Mesmo assim, para o felliniano nato, a narrativa apresenta exuberâncias barrocas enlevantes. Inquestionavelmente, uma sensibilidade apropriada à Fellini permite que se assista em êxtase a muitas cenas da trajetória de Casanova na ótica grotesca e satírica do diretor peninsular. A abertura da fita já se revela extremamente rica em suas formas e cores: a festa de Vênus na Veneza natal da personagem-título. Fellini transforma o cotidiano repetitivamente sexual de Casanova num circo cinematográfico criativo, cheio de achados; sua sátira impiedosa aos urros animalescos do aventureiro quando copula topa nos urros de linguagem de Fellini um correspondente notável. Talvez as características agudamente sombrias e uma constante fragmentação dos episódios façam com que Casanova de Fellini adquira conceitos experimentais de cinema dos anos 70, o que explicaria o incômodo provocado na maioria dos assistentes diante de sua visão.

O filme de Fellini é um repertório de sensações diversas. O ridículo duma competição sexual a que se submete Casanova é tragicômico, ou ridículo mesmo, e só é salva a seqüência pela intensidade visual de Fellini. A cena em que Casanova dança com uma boneca, depois vindo a transar com ela, tem uma beleza poética equiparável aos melhores momentos de toda a sua filmografia.

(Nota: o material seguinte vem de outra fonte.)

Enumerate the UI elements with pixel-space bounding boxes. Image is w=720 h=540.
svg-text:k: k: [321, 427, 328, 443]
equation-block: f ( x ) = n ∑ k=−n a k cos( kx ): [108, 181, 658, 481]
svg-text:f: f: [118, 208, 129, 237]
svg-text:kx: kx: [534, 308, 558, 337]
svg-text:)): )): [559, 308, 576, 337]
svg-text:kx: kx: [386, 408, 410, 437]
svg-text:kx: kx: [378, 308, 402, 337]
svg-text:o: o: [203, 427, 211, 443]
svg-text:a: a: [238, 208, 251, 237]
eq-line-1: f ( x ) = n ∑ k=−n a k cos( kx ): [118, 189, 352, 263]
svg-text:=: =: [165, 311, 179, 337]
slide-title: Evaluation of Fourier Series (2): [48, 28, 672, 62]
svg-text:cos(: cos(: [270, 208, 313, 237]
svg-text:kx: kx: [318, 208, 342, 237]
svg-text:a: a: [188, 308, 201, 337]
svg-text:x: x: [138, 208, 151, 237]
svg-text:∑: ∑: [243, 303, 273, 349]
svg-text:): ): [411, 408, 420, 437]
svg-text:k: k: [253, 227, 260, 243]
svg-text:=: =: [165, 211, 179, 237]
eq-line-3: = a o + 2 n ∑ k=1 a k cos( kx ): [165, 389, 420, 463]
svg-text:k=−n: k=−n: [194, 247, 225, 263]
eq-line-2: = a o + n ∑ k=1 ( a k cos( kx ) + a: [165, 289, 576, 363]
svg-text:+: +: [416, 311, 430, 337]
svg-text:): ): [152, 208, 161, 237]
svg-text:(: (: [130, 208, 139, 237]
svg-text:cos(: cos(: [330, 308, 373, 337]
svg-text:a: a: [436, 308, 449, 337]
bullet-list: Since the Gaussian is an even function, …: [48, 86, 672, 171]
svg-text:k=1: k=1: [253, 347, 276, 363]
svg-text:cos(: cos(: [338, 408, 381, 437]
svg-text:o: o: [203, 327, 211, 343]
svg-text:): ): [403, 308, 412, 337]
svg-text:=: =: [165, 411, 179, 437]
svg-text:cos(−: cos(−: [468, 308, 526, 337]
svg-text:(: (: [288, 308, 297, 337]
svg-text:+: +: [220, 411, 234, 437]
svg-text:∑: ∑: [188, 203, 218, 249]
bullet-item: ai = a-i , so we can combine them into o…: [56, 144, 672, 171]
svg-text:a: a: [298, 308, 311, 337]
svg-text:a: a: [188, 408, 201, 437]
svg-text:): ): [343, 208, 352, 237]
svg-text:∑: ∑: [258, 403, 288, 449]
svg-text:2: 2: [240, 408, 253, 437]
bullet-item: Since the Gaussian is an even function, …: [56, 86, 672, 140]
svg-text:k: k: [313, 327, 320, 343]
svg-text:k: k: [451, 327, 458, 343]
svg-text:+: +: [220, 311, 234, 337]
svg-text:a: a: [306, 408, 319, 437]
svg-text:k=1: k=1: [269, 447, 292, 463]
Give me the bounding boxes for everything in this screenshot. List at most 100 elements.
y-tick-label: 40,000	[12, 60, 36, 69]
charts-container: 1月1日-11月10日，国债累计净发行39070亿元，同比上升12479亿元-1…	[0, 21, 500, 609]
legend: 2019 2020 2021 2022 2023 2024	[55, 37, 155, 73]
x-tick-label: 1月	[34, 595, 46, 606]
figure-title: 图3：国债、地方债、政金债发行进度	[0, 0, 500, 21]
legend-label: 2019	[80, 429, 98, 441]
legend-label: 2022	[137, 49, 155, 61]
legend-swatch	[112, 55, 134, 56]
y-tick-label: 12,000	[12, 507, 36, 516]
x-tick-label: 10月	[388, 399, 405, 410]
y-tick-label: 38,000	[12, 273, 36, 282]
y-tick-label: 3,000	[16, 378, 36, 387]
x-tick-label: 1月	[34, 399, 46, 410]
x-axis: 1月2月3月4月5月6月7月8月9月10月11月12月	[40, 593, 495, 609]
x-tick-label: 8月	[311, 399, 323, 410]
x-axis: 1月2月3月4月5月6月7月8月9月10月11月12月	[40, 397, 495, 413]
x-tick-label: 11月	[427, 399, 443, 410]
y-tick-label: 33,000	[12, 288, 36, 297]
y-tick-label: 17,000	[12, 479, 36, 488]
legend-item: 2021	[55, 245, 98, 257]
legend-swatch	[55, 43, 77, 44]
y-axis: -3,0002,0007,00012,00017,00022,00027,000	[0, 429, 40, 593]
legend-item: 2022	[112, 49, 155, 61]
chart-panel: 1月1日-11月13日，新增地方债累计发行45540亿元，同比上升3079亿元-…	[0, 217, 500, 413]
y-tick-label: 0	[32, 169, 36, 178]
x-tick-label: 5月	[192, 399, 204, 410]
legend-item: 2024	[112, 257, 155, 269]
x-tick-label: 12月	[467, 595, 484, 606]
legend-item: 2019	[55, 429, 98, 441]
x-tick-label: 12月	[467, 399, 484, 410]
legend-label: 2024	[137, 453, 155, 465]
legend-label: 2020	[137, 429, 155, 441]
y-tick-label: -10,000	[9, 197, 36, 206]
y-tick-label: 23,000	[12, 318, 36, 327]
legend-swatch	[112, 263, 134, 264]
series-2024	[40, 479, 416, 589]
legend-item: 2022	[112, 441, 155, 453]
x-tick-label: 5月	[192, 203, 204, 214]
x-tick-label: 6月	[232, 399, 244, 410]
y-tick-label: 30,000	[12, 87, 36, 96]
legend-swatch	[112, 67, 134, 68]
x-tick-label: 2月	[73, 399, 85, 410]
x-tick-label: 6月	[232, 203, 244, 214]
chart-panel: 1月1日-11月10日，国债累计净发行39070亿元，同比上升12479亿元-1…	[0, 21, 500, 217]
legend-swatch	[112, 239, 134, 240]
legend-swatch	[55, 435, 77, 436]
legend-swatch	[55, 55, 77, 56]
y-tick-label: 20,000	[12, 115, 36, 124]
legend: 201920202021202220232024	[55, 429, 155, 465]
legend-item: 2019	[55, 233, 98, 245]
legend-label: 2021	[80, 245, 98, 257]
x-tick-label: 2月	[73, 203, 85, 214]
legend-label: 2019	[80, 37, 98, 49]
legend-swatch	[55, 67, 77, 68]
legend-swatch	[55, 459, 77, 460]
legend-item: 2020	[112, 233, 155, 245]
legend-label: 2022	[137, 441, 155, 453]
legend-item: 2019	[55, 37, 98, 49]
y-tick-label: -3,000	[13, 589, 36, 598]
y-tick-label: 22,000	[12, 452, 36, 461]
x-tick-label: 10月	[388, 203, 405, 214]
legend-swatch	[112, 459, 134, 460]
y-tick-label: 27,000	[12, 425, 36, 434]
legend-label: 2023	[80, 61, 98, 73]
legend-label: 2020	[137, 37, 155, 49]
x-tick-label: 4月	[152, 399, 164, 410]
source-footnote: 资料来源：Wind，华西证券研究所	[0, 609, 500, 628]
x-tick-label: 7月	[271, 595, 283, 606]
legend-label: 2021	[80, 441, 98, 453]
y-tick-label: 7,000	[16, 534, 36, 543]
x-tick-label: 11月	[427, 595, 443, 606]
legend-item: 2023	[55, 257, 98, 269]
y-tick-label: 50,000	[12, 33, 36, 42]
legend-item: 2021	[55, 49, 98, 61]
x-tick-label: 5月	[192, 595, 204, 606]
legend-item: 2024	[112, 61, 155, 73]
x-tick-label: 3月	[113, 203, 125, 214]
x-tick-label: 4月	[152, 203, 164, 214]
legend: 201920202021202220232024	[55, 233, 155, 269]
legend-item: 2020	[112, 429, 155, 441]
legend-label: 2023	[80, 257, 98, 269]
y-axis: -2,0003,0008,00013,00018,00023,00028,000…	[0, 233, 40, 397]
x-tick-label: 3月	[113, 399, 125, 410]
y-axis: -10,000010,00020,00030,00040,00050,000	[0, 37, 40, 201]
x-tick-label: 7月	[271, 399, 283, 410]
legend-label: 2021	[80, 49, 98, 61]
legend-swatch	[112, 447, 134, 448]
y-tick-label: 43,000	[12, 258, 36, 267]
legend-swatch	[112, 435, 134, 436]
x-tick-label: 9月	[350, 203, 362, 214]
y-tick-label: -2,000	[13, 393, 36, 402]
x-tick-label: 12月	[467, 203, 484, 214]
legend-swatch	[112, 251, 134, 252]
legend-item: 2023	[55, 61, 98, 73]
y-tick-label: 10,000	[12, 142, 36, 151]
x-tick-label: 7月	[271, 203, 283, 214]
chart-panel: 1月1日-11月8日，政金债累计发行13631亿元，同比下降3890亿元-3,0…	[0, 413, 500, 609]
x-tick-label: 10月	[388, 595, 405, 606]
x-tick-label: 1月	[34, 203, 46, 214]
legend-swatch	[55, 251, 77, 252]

Aquele pássaro fálico estranho que aparece seguidamente espiando os desempenhos eróticos da personagem é um achado narrativo e plástico.

O que fica evidente em Casanova de Fellini é a genialidade de formas e aparições do cineasta para expor os conflitos de um homem que gostaria de ser reverenciado por sua inteligência e no mundanismo em que vive é solicitado em seu lado animal (Fellini filma os sexos quase sem ternura, à exceção da cena da boneca, salientando sempre os urros de forma propositadamente ridícula). A velhice da personagem vai acentuar o problema: falido sexualmente, ao declamar seus poemas para um grupo de mulheres (que antes o aplaudiam e procuravam pelo sexo) elas riem dele.

O ator norte-americano Donald Sutherland tem talvez a mais característica interpretação de sua carreira; a voz que lhe empresta o italiano Luigi Proietti parece completamente sua, imagem e som casam-se na criação duma personagem extraordinária, lado a lado com as mais belas invenções de Fellini. Injustamente colocado ao lado de algumas obras menores do cineasta (de que o indigesto Satyricon, 1969, é um exemplo sempre referido), Casanova de Fellini é um notável feito da fantasia felliniana, com uma pintura de época muito própria e aqueles mares de plástico que se enovelam oniricamente na mente do observador. Acresce ainda que as cópias que relançam o filme no país são muito boas, contrastando com aquelas cópias feias e foscas que circularam por aqui ao cabo da década de 70 do século passado.